開店から、数えて20代目のパルミジャーノが到着している。
昨夜からその新しいパルミジャーノでリゾットとペンネを作ることになった。
一人前がやっと入る程度の穴を掘ってある。
掘った部分のチーズ“パルミの宝石”はお客様にそのまま食べて頂くために保存されている。
そして、引退したパルミ19は解体されて粉チーズとなり、濃厚カルボナーラなどに生まれ変わることになる。
それにしても、パルミジャーノほど、無駄なく利用されるチーズはないだろう。
パルミジャーノの原料乳から脂肪分を取りだしたものは最高に美味しい物という名前が付けられた“マスカルポーネ”になる。
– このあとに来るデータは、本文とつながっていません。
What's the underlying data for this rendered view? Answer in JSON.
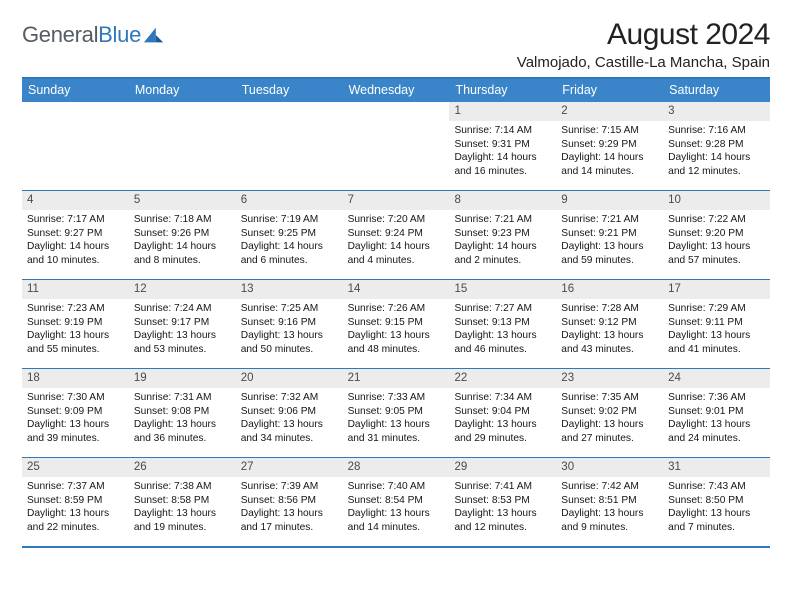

クアトロではマスカルポーネはティラミスに姿を変える。
さらに固形分を取り除いた後のホエーは、酢と塩を加えて再加熱すると“リコッタチーズ”になる。
この仕組みを応用したのがクアトロのレアチーズケーキである。
パルマではこのリコッタチーズが豚の餌になり、その豚からパルマ産のプロシュートが生まれる。
そして出来上がったパルミジャーノは色々な料理に使われる。
時には主役になり、時には脇役となって活躍する。
表面を覆うワックスの部分以外は無駄なく活躍するチーズである。